On Wednesday, when Norman Tebbit made a second speech urging the conference to greater efforts to win the next election, he looked much less a leader. He fluffed several punchlines, and seemed as uncomfortable as Bernard Manning trying to play Brown Owl.

‘We must play as a team,’ he exhorted the delegates. ‘We must revitalise every organ in the party.’

‘Not Cecil’s for God’s sake,’ muttered a delegate.

In the evening, there were plenty of parties, but they were all rather subdued. At the Institute of Directors’ bash, the urbane Ronald Allison, Mrs Thatcher’s speech-writer, had been given the night off because Mrs T had gone bopping with the Young Conservatives. He expected substantial rewrites on the big speech in the morning, he said. Mrs T, like all stars, got very strung up beforehand, but the more nervous she was, the better she spoke.
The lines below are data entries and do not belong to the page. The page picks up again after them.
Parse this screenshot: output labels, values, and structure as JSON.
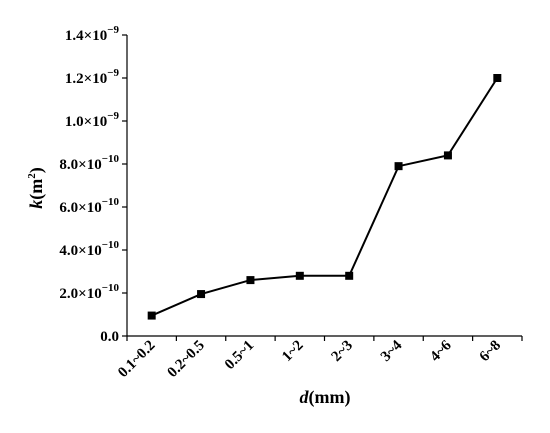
{
  "chart_data": {
    "type": "line",
    "xlabel_var": "d",
    "xlabel_unit": "(mm)",
    "ylabel_var": "k",
    "ylabel_unit": "(m",
    "ylabel_unit_exp": "2",
    "ylabel_unit_close": ")",
    "categories": [
      "0.1~0.2",
      "0.2~0.5",
      "0.5~1",
      "1~2",
      "2~3",
      "3~4",
      "4~6",
      "6~8"
    ],
    "values": [
      9.5e-11,
      1.95e-10,
      2.6e-10,
      2.8e-10,
      2.8e-10,
      7.9e-10,
      8.4e-10,
      1.2e-09
    ],
    "ylim": [
      0,
      1.4e-09
    ],
    "yticks": [
      {
        "value": 0,
        "mantissa": "0.0",
        "times": "",
        "base": "",
        "exp": ""
      },
      {
        "value": 2e-10,
        "mantissa": "2.0",
        "times": "×",
        "base": "10",
        "exp": "−10"
      },
      {
        "value": 4e-10,
        "mantissa": "4.0",
        "times": "×",
        "base": "10",
        "exp": "−10"
      },
      {
        "value": 6e-10,
        "mantissa": "6.0",
        "times": "×",
        "base": "10",
        "exp": "−10"
      },
      {
        "value": 8e-10,
        "mantissa": "8.0",
        "times": "×",
        "base": "10",
        "exp": "−10"
      },
      {
        "value": 1e-09,
        "mantissa": "1.0",
        "times": "×",
        "base": "10",
        "exp": "−9"
      },
      {
        "value": 1.2e-09,
        "mantissa": "1.2",
        "times": "×",
        "base": "10",
        "exp": "−9"
      },
      {
        "value": 1.4e-09,
        "mantissa": "1.4",
        "times": "×",
        "base": "10",
        "exp": "−9"
      }
    ],
    "grid": false,
    "legend": "none",
    "line_color": "#000000",
    "marker": "square"
  }
}
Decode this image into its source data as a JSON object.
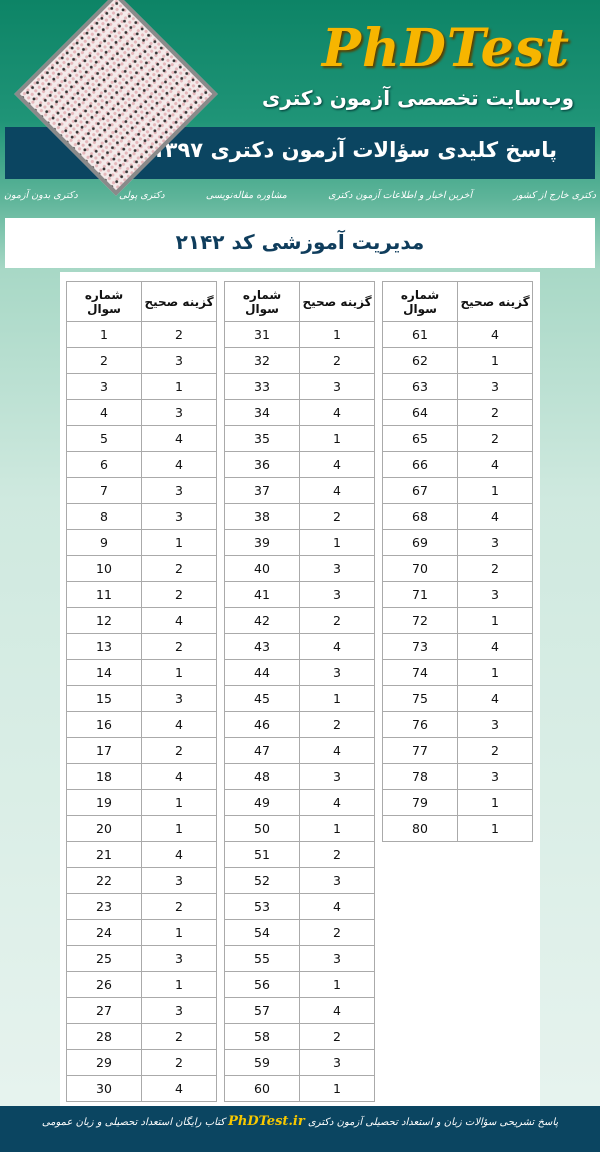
{
  "header": {
    "logo": "PhDTest",
    "tagline": "وب‌سایت تخصصی آزمون دکتری",
    "banner": "پاسخ کلیدی سؤالات آزمون دکتری ۱۳۹۷"
  },
  "nav": [
    "دکتری بدون آزمون",
    "دکتری پولی",
    "مشاوره مقاله‌نویسی",
    "آخرین اخبار و اطلاعات آزمون دکتری",
    "دکتری خارج از کشور"
  ],
  "title": "مدیریت آموزشی کد ۲۱۴۲",
  "table_headers": {
    "question": "شماره سوال",
    "answer": "گزینه صحیح"
  },
  "tables": [
    {
      "questions": [
        1,
        2,
        3,
        4,
        5,
        6,
        7,
        8,
        9,
        10,
        11,
        12,
        13,
        14,
        15,
        16,
        17,
        18,
        19,
        20,
        21,
        22,
        23,
        24,
        25,
        26,
        27,
        28,
        29,
        30
      ],
      "answers": [
        2,
        3,
        1,
        3,
        4,
        4,
        3,
        3,
        1,
        2,
        2,
        4,
        2,
        1,
        3,
        4,
        2,
        4,
        1,
        1,
        4,
        3,
        2,
        1,
        3,
        1,
        3,
        2,
        2,
        4
      ]
    },
    {
      "questions": [
        31,
        32,
        33,
        34,
        35,
        36,
        37,
        38,
        39,
        40,
        41,
        42,
        43,
        44,
        45,
        46,
        47,
        48,
        49,
        50,
        51,
        52,
        53,
        54,
        55,
        56,
        57,
        58,
        59,
        60
      ],
      "answers": [
        1,
        2,
        3,
        4,
        1,
        4,
        4,
        2,
        1,
        3,
        3,
        2,
        4,
        3,
        1,
        2,
        4,
        3,
        4,
        1,
        2,
        3,
        4,
        2,
        3,
        1,
        4,
        2,
        3,
        1
      ]
    },
    {
      "questions": [
        61,
        62,
        63,
        64,
        65,
        66,
        67,
        68,
        69,
        70,
        71,
        72,
        73,
        74,
        75,
        76,
        77,
        78,
        79,
        80
      ],
      "answers": [
        4,
        1,
        3,
        2,
        2,
        4,
        1,
        4,
        3,
        2,
        3,
        1,
        4,
        1,
        4,
        3,
        2,
        3,
        1,
        1
      ]
    }
  ],
  "footer": {
    "before": "پاسخ تشریحی سؤالات زبان و استعداد تحصیلی آزمون دکتری",
    "logo": "PhDTest.ir",
    "after": "کتاب رایگان استعداد تحصیلی و زبان عمومی"
  },
  "colors": {
    "banner": "#0b4561",
    "logo": "#f7b500",
    "title": "#0f3d5c"
  }
}
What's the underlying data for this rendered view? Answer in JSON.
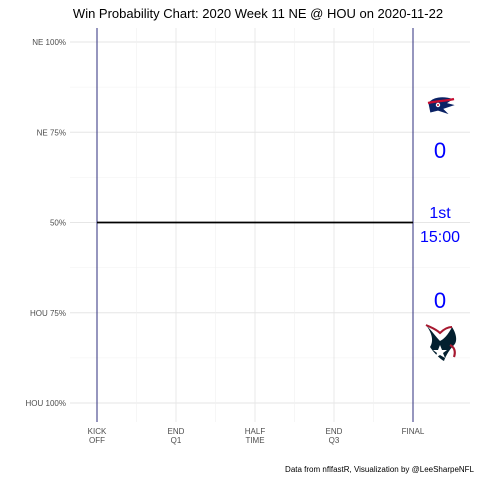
{
  "chart_data": {
    "type": "line",
    "title": "Win Probability Chart: 2020 Week 11 NE @ HOU on 2020-11-22",
    "caption": "Data from nflfastR, Visualization by @LeeSharpeNFL",
    "xlabel": "",
    "ylabel": "",
    "grid": true,
    "x_ticks": [
      {
        "value": 0,
        "label": [
          "KICK",
          "OFF"
        ]
      },
      {
        "value": 900,
        "label": [
          "END",
          "Q1"
        ]
      },
      {
        "value": 1800,
        "label": [
          "HALF",
          "TIME"
        ]
      },
      {
        "value": 2700,
        "label": [
          "END",
          "Q3"
        ]
      },
      {
        "value": 3600,
        "label": [
          "FINAL"
        ]
      }
    ],
    "xlim": [
      0,
      3600
    ],
    "y_ticks": [
      {
        "value": 1.0,
        "label": "NE 100%"
      },
      {
        "value": 0.75,
        "label": "NE 75%"
      },
      {
        "value": 0.5,
        "label": "50%"
      },
      {
        "value": 0.25,
        "label": "HOU 75%"
      },
      {
        "value": 0.0,
        "label": "HOU 100%"
      }
    ],
    "ylim": [
      0,
      1
    ],
    "vertical_lines": [
      0,
      3600
    ],
    "series": [
      {
        "x": [
          0,
          3600
        ],
        "y": [
          0.5,
          0.5
        ],
        "color": "#000000"
      }
    ],
    "annotations": {
      "away_team_logo": "patriots-logo",
      "home_team_logo": "texans-logo",
      "away_score": "0",
      "home_score": "0",
      "quarter": "1st",
      "clock": "15:00",
      "text_color": "#0000ff"
    }
  }
}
‘I had terrible problems at Brighton last year,’ he sighed. ‘I’d written a viciously anti-Kinnock speech, but Kinnock was so nice and sympathetic about the bomb I had to rewrite it from start to finish, cutting out all the beastly things we’d said about him.’

On to dinner with Julian Critchley, Tory rebel, and Bill Rodgers from the SDP, who was covering the conference for the BBC. A beady Tory whip at the next table looked at us very suspiciously, speculating on what we were up to. Talk inevitably got round to Cecil Parkinson.

‘The trouble with Cecil,’ said Mr Critchley, ‘is that he always says what you want to hear. When I was causing trouble, and he was Party Chairman, he would always put his hand on my arm, sigh deeply, and say: “What a waste.” The thing I couldn’t cope with was the way he was always slagging off Mrs Thatcher behind her back.’

Outside in the foyer, the hotel was offering two videos; one of Mary Poppins, the other of a horror film called Christina – ‘She’ll Possess You, She’ll Destroy you, She’s Death on Wheels,’ which seems to sum up both the loyalists’ and the Wets’ views of Mrs Thatcher.

On balance, the people who deserved the standing ovation were the delegates, but generally I was far more impressed by Maggie’s ministers than I expected to be. If they could add curing to caring, I might even vote for them.